J’empoigne mon pétard et, malgré la fumée, je vise la silhouette. Je presse la détente. Tant pis pour la môme Julia…
Vous parlez si la vie est bête…
*
Favelli est venu me voir à la clinique où je me remets de mon intoxication. Il est accompagné de Baudron. Mes deux collègues se sont mis sur leur trente et un et m’ont apporté une bouteille de Lanson.
— Racontez-nous tout, supplie Baudron, avec la lippe d’un gamin gourmand.
— C’est très simple. Je me suis douté, dès le premier soir, que Julia était quelqu’un de très important dans la bande. En fait, c’était elle le grand patron, vous le savez ? Il s’agissait de Martha Gregeer, plus connue de nos services sous le matricule X 347.
— Vous l’aviez identifiée dès le début ?
— Identifiée ? Non… J’ai simplement compris le rôle qu’elle jouait. Suivez mon raisonnement : premièrement, elle seule avait pu entendre la fin de ma conversation avec le Chinois. Elle a téléphoné à Silbarn qui dirigeait le Colorado, et celui-ci a averti Batavia. Il était impossible que les choses se soient passées autrement, souvenez-vous que Batavia a quitté le bar longtemps avant moi. Comment aurait-il su que j’avais rendez-vous avec le Chinois après la fin du service de celui-ci puisque, lorsque j’ai téléphoné à Baudron, je ne lui ai pas parlé de mes intentions ?
« Deuxièmement, elle seule savait vraiment ce qu’était devenu Batavia après son arrestation et elle a pu prévenir ses complices car elle est sortie de l’hôtel où je l’avais emmenée, cette même nuit, sous prétexte d’aller chercher de la gaze pour ma blessure.
« Troisièmement, elle seule savait que j’avais l’intention de rendre visite au jardinier. C’est pourquoi le pauvre diable a été descendu.
« Elle a cru m’avoir tout le long, mais c’est moi qui la possédais et comment ! La preuve décisive a été fournie hier au soir. J’ai feint de me confier à elle. Je lui ai dit que j’avais découvert l’identité véritable de Silbarn et que je l’arrêterais le lendemain. Il fallait qu’elle se débarrasse de moi à tout prix. C’est alors que je lui ai appris mon changement de chambre à l’hôtel. En réalité, j’ai attendu dans celle que j’occupais auparavant. Si elle s’était méfiée, j’étais bon comme la romaine.

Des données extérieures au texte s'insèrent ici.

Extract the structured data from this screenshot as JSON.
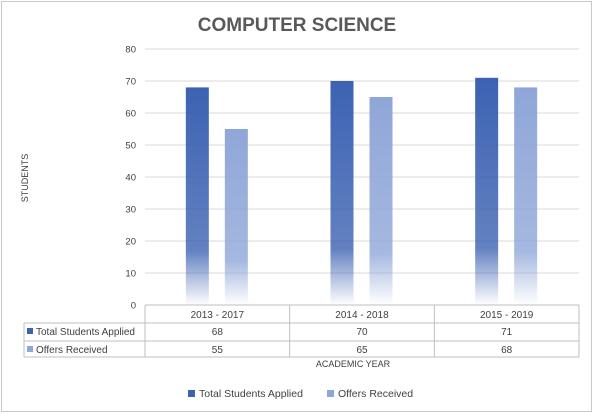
{
  "chart_data": {
    "type": "bar",
    "title": "COMPUTER SCIENCE",
    "xlabel": "ACADEMIC YEAR",
    "ylabel": "STUDENTS",
    "categories": [
      "2013 - 2017",
      "2014 - 2018",
      "2015 - 2019"
    ],
    "series": [
      {
        "name": "Total Students Applied",
        "values": [
          68,
          70,
          71
        ],
        "color": "#3c62b2"
      },
      {
        "name": "Offers Received",
        "values": [
          55,
          65,
          68
        ],
        "color": "#8fa6d8"
      }
    ],
    "ylim": [
      0,
      80
    ],
    "yticks": [
      0,
      10,
      20,
      30,
      40,
      50,
      60,
      70,
      80
    ],
    "grid": true,
    "data_table": true,
    "legend_position": "bottom"
  }
}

— Dites donc, San Antonio, me demande Favelli, vous avez été sérieusement intoxiqué. Pourquoi n’avez-vous pas tiré tout de suite ?…

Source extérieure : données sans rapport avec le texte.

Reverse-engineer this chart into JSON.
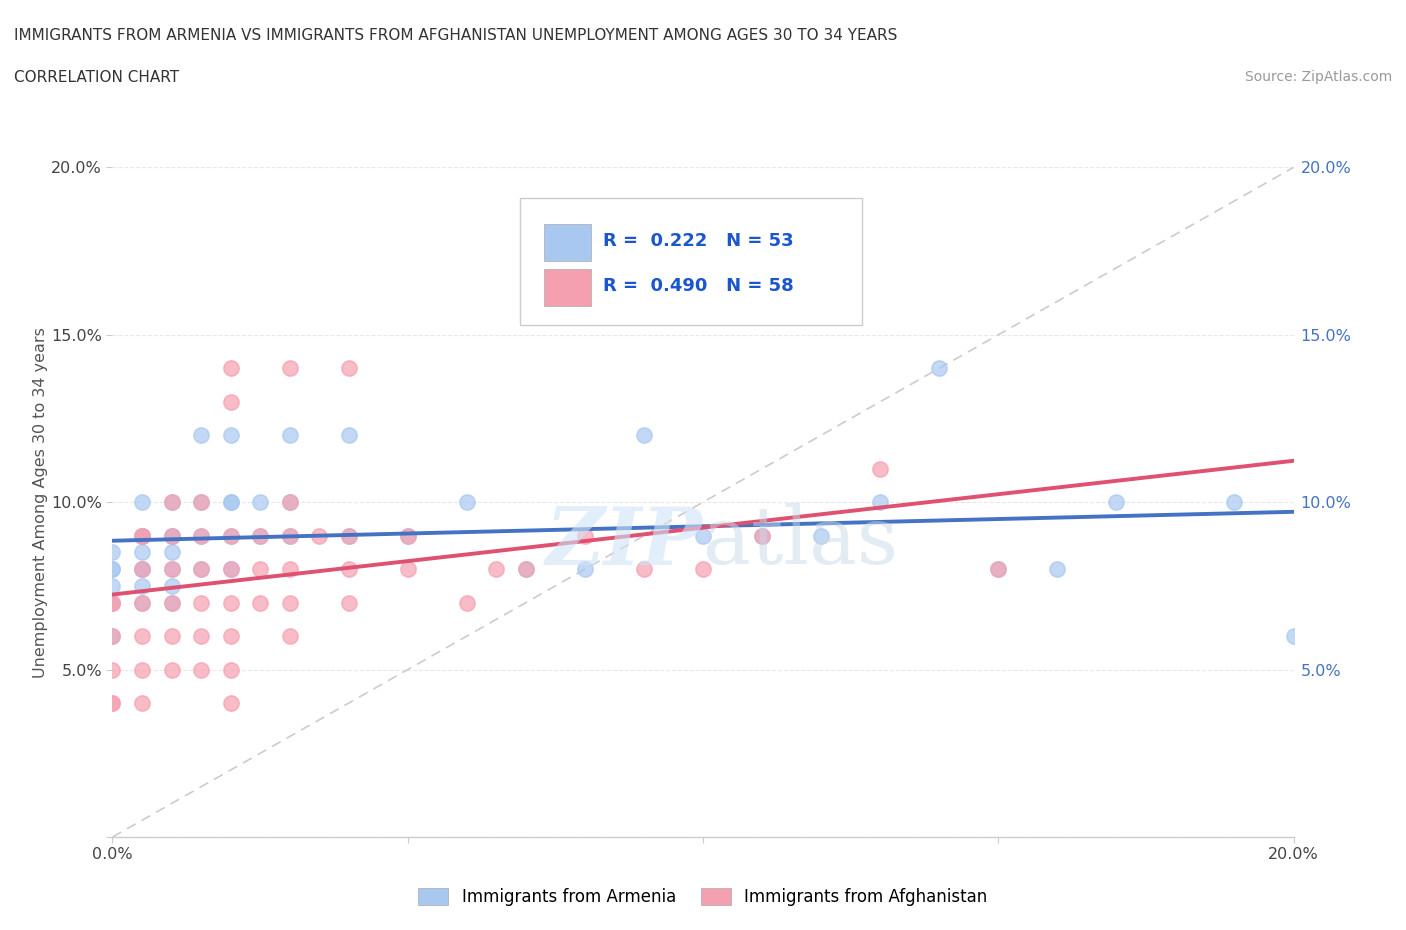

J’hésite… Je hausse les épaules…
— J’espérais qu’elle se rendrait…
— Vous faites du sentiment ?
— Quelquefois.
— En tout cas, dit Baudron, vous ne l’avez pas manquée : en plein cœur.

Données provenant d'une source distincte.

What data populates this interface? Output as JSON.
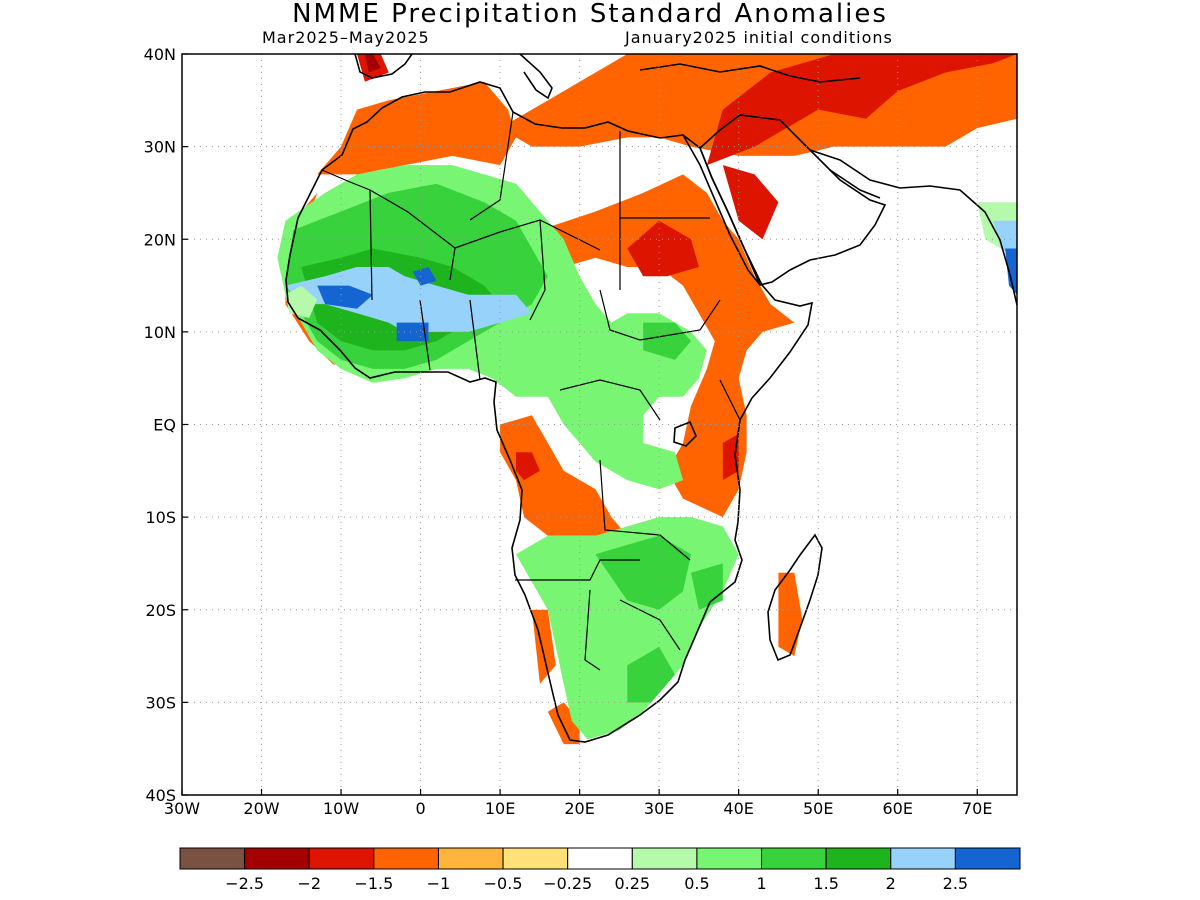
{
  "header": {
    "title": "NMME Precipitation Standard Anomalies",
    "period": "Mar2025–May2025",
    "initial_conditions": "January2025 initial conditions"
  },
  "map": {
    "lon_range": [
      -30,
      75
    ],
    "lat_range": [
      -40,
      40
    ],
    "lon_ticks": [
      {
        "value": -30,
        "label": "30W"
      },
      {
        "value": -20,
        "label": "20W"
      },
      {
        "value": -10,
        "label": "10W"
      },
      {
        "value": 0,
        "label": "0"
      },
      {
        "value": 10,
        "label": "10E"
      },
      {
        "value": 20,
        "label": "20E"
      },
      {
        "value": 30,
        "label": "30E"
      },
      {
        "value": 40,
        "label": "40E"
      },
      {
        "value": 50,
        "label": "50E"
      },
      {
        "value": 60,
        "label": "60E"
      },
      {
        "value": 70,
        "label": "70E"
      }
    ],
    "lat_ticks": [
      {
        "value": 40,
        "label": "40N"
      },
      {
        "value": 30,
        "label": "30N"
      },
      {
        "value": 20,
        "label": "20N"
      },
      {
        "value": 10,
        "label": "10N"
      },
      {
        "value": 0,
        "label": "EQ"
      },
      {
        "value": -10,
        "label": "10S"
      },
      {
        "value": -20,
        "label": "20S"
      },
      {
        "value": -30,
        "label": "30S"
      },
      {
        "value": -40,
        "label": "40S"
      }
    ],
    "grid": "dotted"
  },
  "colorbar": {
    "colors": [
      "#7a5244",
      "#a50000",
      "#dc1400",
      "#ff6400",
      "#ffb43c",
      "#ffe178",
      "#ffffff",
      "#b4faaa",
      "#78f573",
      "#37d23c",
      "#1eb41e",
      "#96d2fa",
      "#1464d2"
    ],
    "labels": [
      "−2.5",
      "−2",
      "−1.5",
      "−1",
      "−0.5",
      "−0.25",
      "0.25",
      "0.5",
      "1",
      "1.5",
      "2",
      "2.5"
    ]
  },
  "anomaly_regions": [
    {
      "level": 3,
      "poly": [
        [
          -13,
          27
        ],
        [
          -10,
          30
        ],
        [
          -8,
          34
        ],
        [
          -4,
          35
        ],
        [
          2,
          36
        ],
        [
          8,
          37
        ],
        [
          11,
          34
        ],
        [
          12,
          31
        ],
        [
          10,
          28
        ],
        [
          4,
          29
        ],
        [
          -2,
          28
        ],
        [
          -8,
          27
        ]
      ]
    },
    {
      "level": 3,
      "poly": [
        [
          10,
          32
        ],
        [
          14,
          30
        ],
        [
          20,
          30
        ],
        [
          26,
          31
        ],
        [
          30,
          31
        ],
        [
          34,
          30
        ],
        [
          40,
          29
        ],
        [
          47,
          29
        ],
        [
          52,
          30
        ],
        [
          58,
          30
        ],
        [
          66,
          30
        ],
        [
          70,
          32
        ],
        [
          75,
          33
        ],
        [
          75,
          40
        ],
        [
          26,
          40
        ],
        [
          22,
          38
        ],
        [
          18,
          36
        ],
        [
          14,
          34
        ]
      ]
    },
    {
      "level": 2,
      "poly": [
        [
          36,
          28
        ],
        [
          42,
          30
        ],
        [
          50,
          34
        ],
        [
          56,
          33
        ],
        [
          60,
          36
        ],
        [
          66,
          38
        ],
        [
          72,
          39
        ],
        [
          75,
          40
        ],
        [
          62,
          40
        ],
        [
          52,
          40
        ],
        [
          44,
          38
        ],
        [
          38,
          34
        ]
      ]
    },
    {
      "level": 2,
      "poly": [
        [
          -8,
          40
        ],
        [
          -5,
          40
        ],
        [
          -4,
          38
        ],
        [
          -7,
          37
        ]
      ]
    },
    {
      "level": 1,
      "poly": [
        [
          -7,
          40
        ],
        [
          -6,
          40
        ],
        [
          -5,
          38.5
        ],
        [
          -6.5,
          38
        ]
      ]
    },
    {
      "level": 3,
      "poly": [
        [
          15,
          21
        ],
        [
          22,
          23
        ],
        [
          28,
          25
        ],
        [
          33,
          27
        ],
        [
          36,
          25
        ],
        [
          38,
          22
        ],
        [
          40,
          20
        ],
        [
          42,
          16
        ],
        [
          44,
          13
        ],
        [
          47,
          11
        ],
        [
          43,
          10
        ],
        [
          41,
          8
        ],
        [
          40,
          5
        ],
        [
          41,
          1
        ],
        [
          41,
          -3
        ],
        [
          40,
          -7
        ],
        [
          38,
          -10
        ],
        [
          33,
          -8
        ],
        [
          31,
          -5
        ],
        [
          33,
          -2
        ],
        [
          34,
          2
        ],
        [
          36,
          6
        ],
        [
          37,
          9
        ],
        [
          35,
          12
        ],
        [
          33,
          15
        ],
        [
          30,
          17
        ],
        [
          26,
          17
        ],
        [
          22,
          18
        ],
        [
          18,
          17
        ]
      ]
    },
    {
      "level": 2,
      "poly": [
        [
          26,
          19
        ],
        [
          30,
          22
        ],
        [
          34,
          20
        ],
        [
          35,
          17
        ],
        [
          31,
          16
        ],
        [
          28,
          16
        ]
      ]
    },
    {
      "level": 2,
      "poly": [
        [
          38,
          28
        ],
        [
          42,
          27
        ],
        [
          45,
          24
        ],
        [
          43,
          20
        ],
        [
          40,
          22
        ]
      ]
    },
    {
      "level": 2,
      "poly": [
        [
          38,
          -2
        ],
        [
          40,
          -1
        ],
        [
          40,
          -5
        ],
        [
          38,
          -6
        ]
      ]
    },
    {
      "level": 3,
      "poly": [
        [
          -8,
          28
        ],
        [
          -4,
          27
        ],
        [
          2,
          26
        ],
        [
          8,
          25
        ],
        [
          12,
          26
        ],
        [
          14,
          24
        ],
        [
          10,
          22
        ],
        [
          4,
          23
        ],
        [
          -2,
          24
        ],
        [
          -8,
          25
        ]
      ]
    },
    {
      "level": 3,
      "poly": [
        [
          -13,
          25
        ],
        [
          -15,
          20
        ],
        [
          -16,
          16
        ],
        [
          -15,
          13
        ],
        [
          -12,
          12
        ],
        [
          -8,
          9
        ],
        [
          -4,
          7
        ],
        [
          -8,
          6
        ],
        [
          -11,
          6.5
        ],
        [
          -14,
          9
        ],
        [
          -17,
          13
        ],
        [
          -17,
          18
        ],
        [
          -16,
          22
        ]
      ]
    },
    {
      "level": 3,
      "poly": [
        [
          10,
          0
        ],
        [
          14,
          1
        ],
        [
          16,
          -2
        ],
        [
          18,
          -5
        ],
        [
          22,
          -7
        ],
        [
          24,
          -10
        ],
        [
          26,
          -12
        ],
        [
          22,
          -12
        ],
        [
          16,
          -12
        ],
        [
          13,
          -10
        ],
        [
          12,
          -6
        ],
        [
          10,
          -3
        ]
      ]
    },
    {
      "level": 2,
      "poly": [
        [
          12,
          -3
        ],
        [
          14,
          -3
        ],
        [
          15,
          -5
        ],
        [
          13,
          -6
        ],
        [
          12,
          -5
        ]
      ]
    },
    {
      "level": 3,
      "poly": [
        [
          45,
          -16
        ],
        [
          47,
          -16
        ],
        [
          48,
          -21
        ],
        [
          47,
          -25
        ],
        [
          45,
          -24
        ]
      ]
    },
    {
      "level": 3,
      "poly": [
        [
          16,
          -31
        ],
        [
          18,
          -30
        ],
        [
          20,
          -32
        ],
        [
          20,
          -34.5
        ],
        [
          18,
          -34.5
        ]
      ]
    },
    {
      "level": 3,
      "poly": [
        [
          14,
          -20
        ],
        [
          16,
          -20
        ],
        [
          17,
          -26
        ],
        [
          15,
          -28
        ]
      ]
    },
    {
      "level": 8,
      "poly": [
        [
          -17,
          22
        ],
        [
          -12,
          25
        ],
        [
          -8,
          27
        ],
        [
          -2,
          28
        ],
        [
          4,
          28
        ],
        [
          8,
          27
        ],
        [
          12,
          26
        ],
        [
          14,
          24
        ],
        [
          18,
          20
        ],
        [
          20,
          16
        ],
        [
          22,
          13
        ],
        [
          24,
          11
        ],
        [
          26,
          12
        ],
        [
          30,
          12
        ],
        [
          34,
          10
        ],
        [
          36,
          8
        ],
        [
          35,
          5
        ],
        [
          33,
          3
        ],
        [
          30,
          3
        ],
        [
          28,
          1
        ],
        [
          28,
          -2
        ],
        [
          32,
          -3
        ],
        [
          33,
          -6
        ],
        [
          30,
          -7
        ],
        [
          26,
          -6
        ],
        [
          22,
          -4
        ],
        [
          20,
          -2
        ],
        [
          18,
          0
        ],
        [
          16,
          3
        ],
        [
          12,
          3
        ],
        [
          9,
          5
        ],
        [
          6,
          6
        ],
        [
          2,
          6
        ],
        [
          -2,
          5
        ],
        [
          -6,
          4.5
        ],
        [
          -10,
          6
        ],
        [
          -13,
          8
        ],
        [
          -15,
          11
        ],
        [
          -17,
          14
        ],
        [
          -18,
          18
        ]
      ]
    },
    {
      "level": 9,
      "poly": [
        [
          -16,
          21
        ],
        [
          -10,
          23
        ],
        [
          -4,
          25
        ],
        [
          2,
          26
        ],
        [
          8,
          24
        ],
        [
          12,
          22
        ],
        [
          14,
          19
        ],
        [
          16,
          16
        ],
        [
          14,
          13
        ],
        [
          10,
          11
        ],
        [
          6,
          9
        ],
        [
          2,
          7
        ],
        [
          -2,
          6
        ],
        [
          -6,
          6
        ],
        [
          -10,
          7
        ],
        [
          -13,
          9
        ],
        [
          -15,
          12
        ],
        [
          -17,
          15
        ]
      ]
    },
    {
      "level": 10,
      "poly": [
        [
          -15,
          17
        ],
        [
          -10,
          18
        ],
        [
          -6,
          19
        ],
        [
          0,
          18
        ],
        [
          4,
          17
        ],
        [
          8,
          15
        ],
        [
          10,
          13
        ],
        [
          6,
          11
        ],
        [
          2,
          9
        ],
        [
          -2,
          8
        ],
        [
          -6,
          8
        ],
        [
          -10,
          9
        ],
        [
          -13,
          11
        ]
      ]
    },
    {
      "level": 11,
      "poly": [
        [
          -17,
          15
        ],
        [
          -12,
          16
        ],
        [
          -8,
          17
        ],
        [
          -4,
          17
        ],
        [
          -2,
          16
        ],
        [
          2,
          15
        ],
        [
          6,
          14
        ],
        [
          12,
          14
        ],
        [
          14,
          12
        ],
        [
          10,
          11
        ],
        [
          6,
          10
        ],
        [
          2,
          10
        ],
        [
          -2,
          10
        ],
        [
          -4,
          11
        ],
        [
          -8,
          12
        ],
        [
          -12,
          13
        ],
        [
          -15,
          13
        ]
      ]
    },
    {
      "level": 12,
      "poly": [
        [
          -13,
          15
        ],
        [
          -9,
          15
        ],
        [
          -6,
          14
        ],
        [
          -8,
          12.5
        ],
        [
          -12,
          13
        ]
      ]
    },
    {
      "level": 12,
      "poly": [
        [
          -3,
          11
        ],
        [
          1,
          11
        ],
        [
          1,
          9
        ],
        [
          -3,
          9
        ]
      ]
    },
    {
      "level": 12,
      "poly": [
        [
          -1,
          16.5
        ],
        [
          1,
          17
        ],
        [
          2,
          15.5
        ],
        [
          0,
          15
        ]
      ]
    },
    {
      "level": 9,
      "poly": [
        [
          28,
          11
        ],
        [
          32,
          11
        ],
        [
          34,
          9
        ],
        [
          32,
          7
        ],
        [
          28,
          8
        ]
      ]
    },
    {
      "level": 8,
      "poly": [
        [
          12,
          -14
        ],
        [
          16,
          -12
        ],
        [
          22,
          -12
        ],
        [
          26,
          -11
        ],
        [
          30,
          -10
        ],
        [
          34,
          -10
        ],
        [
          38,
          -11
        ],
        [
          40,
          -14
        ],
        [
          38,
          -18
        ],
        [
          35,
          -22
        ],
        [
          33,
          -26
        ],
        [
          31,
          -28
        ],
        [
          28,
          -31
        ],
        [
          25,
          -33
        ],
        [
          21,
          -34
        ],
        [
          19,
          -32
        ],
        [
          18,
          -28
        ],
        [
          17,
          -24
        ],
        [
          16,
          -20
        ],
        [
          14,
          -17
        ]
      ]
    },
    {
      "level": 9,
      "poly": [
        [
          22,
          -14
        ],
        [
          26,
          -13
        ],
        [
          30,
          -12
        ],
        [
          34,
          -14
        ],
        [
          33,
          -18
        ],
        [
          30,
          -20
        ],
        [
          26,
          -19
        ]
      ]
    },
    {
      "level": 9,
      "poly": [
        [
          26,
          -26
        ],
        [
          30,
          -24
        ],
        [
          32,
          -27
        ],
        [
          29,
          -30
        ],
        [
          26,
          -30
        ]
      ]
    },
    {
      "level": 9,
      "poly": [
        [
          34,
          -16
        ],
        [
          38,
          -15
        ],
        [
          38,
          -19
        ],
        [
          35,
          -20
        ]
      ]
    },
    {
      "level": 7,
      "poly": [
        [
          -17,
          14
        ],
        [
          -15,
          15
        ],
        [
          -13,
          13.5
        ],
        [
          -14,
          11.5
        ],
        [
          -16.5,
          12
        ]
      ]
    },
    {
      "level": 7,
      "poly": [
        [
          70,
          24
        ],
        [
          75,
          24
        ],
        [
          75,
          18
        ],
        [
          71,
          20
        ]
      ]
    },
    {
      "level": 11,
      "poly": [
        [
          72,
          22
        ],
        [
          75,
          22
        ],
        [
          75,
          18
        ],
        [
          73,
          19
        ]
      ]
    },
    {
      "level": 12,
      "poly": [
        [
          73.5,
          19
        ],
        [
          75,
          19
        ],
        [
          75,
          14
        ],
        [
          74,
          15
        ]
      ]
    }
  ]
}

— Oui, dis-je tristement, nos relations ont commencé par le cœur et ont fini de même… Heureusement qu’avant de tomber dans les pommes j’ai pu donner à la police les indications nécessaires… Sans cela les Nertex nous échappaient ainsi que Silbarn.
Favelli me regarde.
— Mon cher, vous êtes l’homme le plus casse-cou que je connaisse. Ça vous a réussi jusqu’à présent, mais prenez garde…
— Bast, il faut bien faire une fin !
*
Je bâille et soupire alternativement. Entre nous, je peux vous confier que je me sens désorienté, et vide comme la bouteille de champ que m’ont apportée mes collègues.
Mais laissez-moi me reposer quelque temps. Ensuite, je regagnerai Neuilly et je dirai à Félicie de me confectionner des rognons au madère, because c’est là mon aliment favori.
On a beau être un terrible, un as du contre-espionnage, un avaleur de balles, il y a des moments où l’on a envie de se faire dorloter. Aussi, tout San Antonio que je suis, je me dis comme ça qu’il me faudra pas mal de séances dans les permanents des boulevards pour que j’arrive à oublier la môme Julia.
Pourquoi une sirène pareille va-t-elle se faire espionne ; vous pouvez me le dire ?…
Quand je pense à ses cheveux dorés, à ses yeux limpides, à son sourire d’archange, je deviens tout bizarre. Je m’entortille dans du papier de soie. Je joue à Roméo. Je suis prêt à relire Musset, Lamartine et tous les mecs qui ont écrit des chouettes trucs sur l’amour, simplement parce que des poupées ont pris leur tirelire pour une demi-livre de pâté de foie.
Ça doit venir de ma faiblesse du moment…
Un de ces quatre, je vais remplacer la balle qui manque dans mon magasin de quincaillerie, et je vais me remettre au boulot.
Et plus il y aura de la casse, plus ce sera drôle.